Greenlees citou como exemplo para corroborar essa avaliação a recém-concluída oferta subsequente do Assaí (ASAI3), que captou R$ 2,7 bilhões. Segundo ele, a demanda de investidores locais e estrangeiros superou a casa de R$ 12 bilhões - o banco foi o coordenador líder da colocação. “Essa oferta foi um primeiro grande teste do mercado com o novo governo que vai tomar posse”, disse o executivo.
“Se tirar a parte tática da frente e olhar os fundamentos e as expectativas, os ventos estão muito favoráveis para a retomada do mercado. Caso o Banco Central sinalize que vai cortar os juros em algum momento de 2023, isso seria um gatilho adicional”, disse Gustavo Miranda, diretor de Investment Banking do Santander (SANB11).
Foram realizados cerca de 20 follow-ons (as ofertas subsequentes de empresas já listadas) neste ano, sem nenhum IPO. Dessas operações, 15 podem ser consideradas “legítimas”, segundo Greenlees, porque tiveram distribuição de fato para o mercado, para investidores profissionais e pessoas físicas.
Essas ofertas captaram cerca de R$ 50 bilhões, um terço do volume do ano anterior.
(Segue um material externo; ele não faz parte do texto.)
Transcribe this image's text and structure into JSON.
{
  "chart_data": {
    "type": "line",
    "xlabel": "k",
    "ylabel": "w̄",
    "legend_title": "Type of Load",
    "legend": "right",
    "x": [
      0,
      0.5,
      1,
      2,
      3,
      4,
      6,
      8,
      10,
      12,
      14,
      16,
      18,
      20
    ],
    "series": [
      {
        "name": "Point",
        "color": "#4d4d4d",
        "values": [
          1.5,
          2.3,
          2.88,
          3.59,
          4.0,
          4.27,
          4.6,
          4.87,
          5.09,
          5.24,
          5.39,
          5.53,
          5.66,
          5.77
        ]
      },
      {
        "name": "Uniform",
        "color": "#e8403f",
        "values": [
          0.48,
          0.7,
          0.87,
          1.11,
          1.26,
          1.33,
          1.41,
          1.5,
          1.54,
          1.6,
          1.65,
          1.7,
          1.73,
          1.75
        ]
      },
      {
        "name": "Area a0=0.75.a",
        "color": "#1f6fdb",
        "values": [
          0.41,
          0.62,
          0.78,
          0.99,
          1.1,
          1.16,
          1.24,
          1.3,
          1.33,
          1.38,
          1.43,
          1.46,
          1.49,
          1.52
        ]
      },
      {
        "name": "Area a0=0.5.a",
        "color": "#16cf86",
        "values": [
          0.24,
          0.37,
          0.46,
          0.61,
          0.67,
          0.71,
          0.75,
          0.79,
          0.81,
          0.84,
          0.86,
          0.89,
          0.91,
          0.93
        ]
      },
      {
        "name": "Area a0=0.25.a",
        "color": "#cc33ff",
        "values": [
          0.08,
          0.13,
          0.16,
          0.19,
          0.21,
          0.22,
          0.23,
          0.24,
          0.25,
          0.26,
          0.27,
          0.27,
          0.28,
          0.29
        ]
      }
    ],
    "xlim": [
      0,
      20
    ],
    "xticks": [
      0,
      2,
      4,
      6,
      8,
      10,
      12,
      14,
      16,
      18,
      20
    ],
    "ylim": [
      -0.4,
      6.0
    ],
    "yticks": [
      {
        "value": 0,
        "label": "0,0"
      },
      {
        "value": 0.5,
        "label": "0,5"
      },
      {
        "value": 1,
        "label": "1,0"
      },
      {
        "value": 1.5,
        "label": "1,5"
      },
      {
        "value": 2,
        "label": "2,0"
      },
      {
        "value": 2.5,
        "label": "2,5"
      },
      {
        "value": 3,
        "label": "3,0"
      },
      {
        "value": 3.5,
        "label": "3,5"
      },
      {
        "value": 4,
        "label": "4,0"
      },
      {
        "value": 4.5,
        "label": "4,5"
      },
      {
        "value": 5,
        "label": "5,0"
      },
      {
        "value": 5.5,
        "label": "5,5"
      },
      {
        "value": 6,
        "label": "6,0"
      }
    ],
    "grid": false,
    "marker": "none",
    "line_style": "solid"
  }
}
Dois terços do valor vieram de uma única operação, o follow-on da Eletrobras (ELET3, ELET6) no meio do ano. Para efeito de comparação, a B3 registrou 71 ofertas em 2021, das quais 45 foram IPOs.
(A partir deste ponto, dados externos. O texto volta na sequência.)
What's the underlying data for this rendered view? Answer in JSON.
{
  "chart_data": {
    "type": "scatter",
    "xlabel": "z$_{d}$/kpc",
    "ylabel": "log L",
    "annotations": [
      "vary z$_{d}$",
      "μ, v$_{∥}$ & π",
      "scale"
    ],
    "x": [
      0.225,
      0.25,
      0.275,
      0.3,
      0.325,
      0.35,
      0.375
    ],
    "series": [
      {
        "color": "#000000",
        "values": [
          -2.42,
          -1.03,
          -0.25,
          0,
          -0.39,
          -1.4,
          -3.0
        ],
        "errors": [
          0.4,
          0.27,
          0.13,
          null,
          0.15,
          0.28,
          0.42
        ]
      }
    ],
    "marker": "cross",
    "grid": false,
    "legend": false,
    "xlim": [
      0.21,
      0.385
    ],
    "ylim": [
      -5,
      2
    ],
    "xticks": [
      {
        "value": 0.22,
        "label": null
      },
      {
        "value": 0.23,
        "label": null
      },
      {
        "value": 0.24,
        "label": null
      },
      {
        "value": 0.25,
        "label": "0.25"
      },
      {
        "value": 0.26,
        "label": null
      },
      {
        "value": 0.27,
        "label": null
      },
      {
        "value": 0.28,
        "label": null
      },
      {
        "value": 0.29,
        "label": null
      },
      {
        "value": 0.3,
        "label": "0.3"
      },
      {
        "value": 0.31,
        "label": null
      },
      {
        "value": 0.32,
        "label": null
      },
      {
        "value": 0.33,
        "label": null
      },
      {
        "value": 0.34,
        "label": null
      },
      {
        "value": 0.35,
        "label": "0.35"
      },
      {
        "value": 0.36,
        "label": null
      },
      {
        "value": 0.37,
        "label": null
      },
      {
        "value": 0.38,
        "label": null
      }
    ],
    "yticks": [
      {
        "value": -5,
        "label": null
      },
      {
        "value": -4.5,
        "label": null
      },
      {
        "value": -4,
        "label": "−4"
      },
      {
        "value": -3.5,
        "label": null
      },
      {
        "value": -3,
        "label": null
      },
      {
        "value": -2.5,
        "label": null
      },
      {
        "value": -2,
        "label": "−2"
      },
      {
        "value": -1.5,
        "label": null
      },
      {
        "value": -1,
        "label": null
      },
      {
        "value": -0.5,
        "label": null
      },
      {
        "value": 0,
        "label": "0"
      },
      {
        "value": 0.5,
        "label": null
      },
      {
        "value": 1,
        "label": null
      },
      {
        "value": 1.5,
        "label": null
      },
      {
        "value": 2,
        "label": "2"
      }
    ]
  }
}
A última vez que uma companhia estreou com ações negociadas na bolsa brasileira foi em agosto de 2021. Isso significa que, no início de 2023, esse hiato vai completar 18 meses.
O ambiente mais desafiador levou dezenas de empresas a desistir de abrir capital em 2022. Parte delas, contudo, pode voltar em 2023, dado que já estão com a documentação preparada, bem como com os processos internos avançados, afirmou um especialista do mercado que pediu para não ser identificado.
Ofertas maiores no radar
Segundo Miranda, do Santander, a retomada deverá começar pelos follow-ons. Já os IPOs deverão vir em menor quantidade, ainda que em volume financeiro movimentado maior do que em 2021, dada a necessidade de maior participação do investidor estrangeiro.
“Os estrangeiros gostam e precisam de investimentos mais líquidos e ofertas que conseguem ser precificadas com maior velocidade. Com isso, o pipeline de empresas grandes que devem abrir a janela de IPOs após os follow-ons é mais ativo”, disse.
O Santander estima que haverá entre 30 e 40 ofertas (dentre IPOs e follow-ons) em 2023. “Os clientes veem o Brasil como um poço de oportunidade. Apesar de o custo de capital ter subido, as oportunidades ainda são muito interessantes”, afirmou Miranda.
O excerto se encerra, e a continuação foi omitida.